Cette étude peut être mise en relation avec une autre datant de 2010 et réalisée pour le compte du gouvernement britannique. 29 spécialistes de l'addiction ont été engagés afin d'en savoir plus sur les dangers de l'alcool et de 19 autres produits nocifs. Une note a été délivrée à chaque substance en fonction de son impact sur la société dans son ensemble. La note attribuée à l'alcool était de 72 sur 100 – la plus élevée de l'étude. En comparaison, la seconde marche du podium était occupée par l'héroïne avec un score de 55.
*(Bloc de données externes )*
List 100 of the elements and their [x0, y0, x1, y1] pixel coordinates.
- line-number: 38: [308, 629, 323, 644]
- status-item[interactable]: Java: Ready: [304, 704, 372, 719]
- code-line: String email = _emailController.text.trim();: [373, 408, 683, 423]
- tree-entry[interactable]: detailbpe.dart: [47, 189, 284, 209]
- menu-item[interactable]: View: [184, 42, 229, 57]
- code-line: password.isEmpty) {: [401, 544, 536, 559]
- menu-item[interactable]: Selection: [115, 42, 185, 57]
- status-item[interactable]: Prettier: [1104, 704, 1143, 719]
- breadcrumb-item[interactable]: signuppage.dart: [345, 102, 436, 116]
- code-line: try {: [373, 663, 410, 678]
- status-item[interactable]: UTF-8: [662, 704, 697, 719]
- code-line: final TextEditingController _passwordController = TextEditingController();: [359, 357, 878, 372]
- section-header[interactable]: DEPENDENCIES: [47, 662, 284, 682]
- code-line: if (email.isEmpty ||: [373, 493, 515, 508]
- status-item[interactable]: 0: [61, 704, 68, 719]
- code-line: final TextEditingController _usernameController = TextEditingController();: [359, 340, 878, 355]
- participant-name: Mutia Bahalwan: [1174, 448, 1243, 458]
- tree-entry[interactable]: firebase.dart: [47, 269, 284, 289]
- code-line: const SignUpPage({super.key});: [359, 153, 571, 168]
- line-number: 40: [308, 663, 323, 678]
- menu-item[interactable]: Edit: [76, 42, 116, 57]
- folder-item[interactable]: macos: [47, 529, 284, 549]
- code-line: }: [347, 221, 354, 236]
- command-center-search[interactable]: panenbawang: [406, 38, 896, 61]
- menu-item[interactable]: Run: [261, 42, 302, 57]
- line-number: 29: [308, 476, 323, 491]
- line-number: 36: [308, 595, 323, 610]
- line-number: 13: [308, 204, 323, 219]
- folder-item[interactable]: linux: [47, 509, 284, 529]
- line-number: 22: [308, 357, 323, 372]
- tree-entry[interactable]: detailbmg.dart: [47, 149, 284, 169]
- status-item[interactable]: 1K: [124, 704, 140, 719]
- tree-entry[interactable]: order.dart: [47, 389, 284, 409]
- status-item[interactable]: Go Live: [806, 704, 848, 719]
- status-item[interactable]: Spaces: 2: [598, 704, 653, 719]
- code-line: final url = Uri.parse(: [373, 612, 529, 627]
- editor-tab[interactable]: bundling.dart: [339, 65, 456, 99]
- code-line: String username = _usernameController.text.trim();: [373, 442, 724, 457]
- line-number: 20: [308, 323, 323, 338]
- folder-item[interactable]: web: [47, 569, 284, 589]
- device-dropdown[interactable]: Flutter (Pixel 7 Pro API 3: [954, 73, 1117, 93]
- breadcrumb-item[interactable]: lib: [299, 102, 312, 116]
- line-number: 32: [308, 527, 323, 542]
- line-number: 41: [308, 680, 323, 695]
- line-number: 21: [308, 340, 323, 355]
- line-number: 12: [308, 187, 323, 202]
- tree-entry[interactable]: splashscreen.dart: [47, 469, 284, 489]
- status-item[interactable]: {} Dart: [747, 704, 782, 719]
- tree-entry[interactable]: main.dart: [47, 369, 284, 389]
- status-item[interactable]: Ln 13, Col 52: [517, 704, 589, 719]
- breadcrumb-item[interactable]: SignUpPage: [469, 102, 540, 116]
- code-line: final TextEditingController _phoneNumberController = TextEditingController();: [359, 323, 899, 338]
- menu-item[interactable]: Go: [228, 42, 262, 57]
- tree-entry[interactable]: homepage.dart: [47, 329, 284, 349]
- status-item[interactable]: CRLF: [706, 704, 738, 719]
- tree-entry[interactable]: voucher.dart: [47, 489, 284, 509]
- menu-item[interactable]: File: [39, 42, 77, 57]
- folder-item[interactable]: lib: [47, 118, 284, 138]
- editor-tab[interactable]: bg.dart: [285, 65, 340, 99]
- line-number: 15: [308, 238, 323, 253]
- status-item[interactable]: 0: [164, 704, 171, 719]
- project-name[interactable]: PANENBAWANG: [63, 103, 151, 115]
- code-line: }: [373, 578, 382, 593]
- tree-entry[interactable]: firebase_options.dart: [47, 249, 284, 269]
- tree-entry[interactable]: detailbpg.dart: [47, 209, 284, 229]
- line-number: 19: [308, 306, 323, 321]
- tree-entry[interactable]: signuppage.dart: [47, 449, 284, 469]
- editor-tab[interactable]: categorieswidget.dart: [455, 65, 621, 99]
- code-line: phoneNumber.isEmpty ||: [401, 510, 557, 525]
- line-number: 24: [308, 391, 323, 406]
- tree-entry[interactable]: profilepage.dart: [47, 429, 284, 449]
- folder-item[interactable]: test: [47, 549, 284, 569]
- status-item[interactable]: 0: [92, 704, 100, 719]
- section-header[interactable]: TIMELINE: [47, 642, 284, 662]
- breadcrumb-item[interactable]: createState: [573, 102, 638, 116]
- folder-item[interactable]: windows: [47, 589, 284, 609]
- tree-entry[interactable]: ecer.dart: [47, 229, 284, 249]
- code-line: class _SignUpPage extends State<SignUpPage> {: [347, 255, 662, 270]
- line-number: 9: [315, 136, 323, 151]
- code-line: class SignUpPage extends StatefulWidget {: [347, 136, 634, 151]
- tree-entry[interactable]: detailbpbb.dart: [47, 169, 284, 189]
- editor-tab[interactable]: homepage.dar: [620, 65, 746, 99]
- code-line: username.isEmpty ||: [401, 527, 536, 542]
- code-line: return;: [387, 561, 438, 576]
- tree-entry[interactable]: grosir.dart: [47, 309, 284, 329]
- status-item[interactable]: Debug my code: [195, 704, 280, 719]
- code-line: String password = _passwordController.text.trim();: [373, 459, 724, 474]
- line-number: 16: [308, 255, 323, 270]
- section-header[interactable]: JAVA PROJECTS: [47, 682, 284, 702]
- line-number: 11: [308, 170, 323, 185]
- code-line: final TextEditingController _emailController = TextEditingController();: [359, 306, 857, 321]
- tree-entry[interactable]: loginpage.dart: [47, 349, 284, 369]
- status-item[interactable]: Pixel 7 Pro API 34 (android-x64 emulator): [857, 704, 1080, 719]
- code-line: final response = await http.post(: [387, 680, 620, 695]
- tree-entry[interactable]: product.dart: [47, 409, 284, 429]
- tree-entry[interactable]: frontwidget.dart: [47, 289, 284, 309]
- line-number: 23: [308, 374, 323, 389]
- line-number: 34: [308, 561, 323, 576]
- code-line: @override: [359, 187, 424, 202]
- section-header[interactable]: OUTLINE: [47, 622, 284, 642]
Afin d'en savoir plus sur l'appel irrépressible de l'alcool pour certains individus, j'ai rencontré un homme qui connaît bien le milieu de la saoulerie légalisé – le barman Maxime Giordani, qui a plus de 15 années d'expérience dans la fabrication de cocktails dans les plus grands bars de New York.

« Je pense que les gens boivent pour être sociables. C'est un comportement socialement exigé. Lorsque je demande aux clients s'ils veulent un autre verre, ils se regardent mutuellement avant de répondre » m'a expliqué Giordani.

« Mais surtout, l'alcool est une échappatoire » a-t-il poursuivi. « Les histoires sont toujours les mêmes : un boulot fatigant, un mariage en lambeaux ou l'ennui du train-train quotidien. Quelques verres et tout va mieux. Certaines personnes deviennent plus enjouées, leur timidité s'envole. Vous pouvez dire la première chose qui vous passe par la tête à la fille assise à côté de vous. »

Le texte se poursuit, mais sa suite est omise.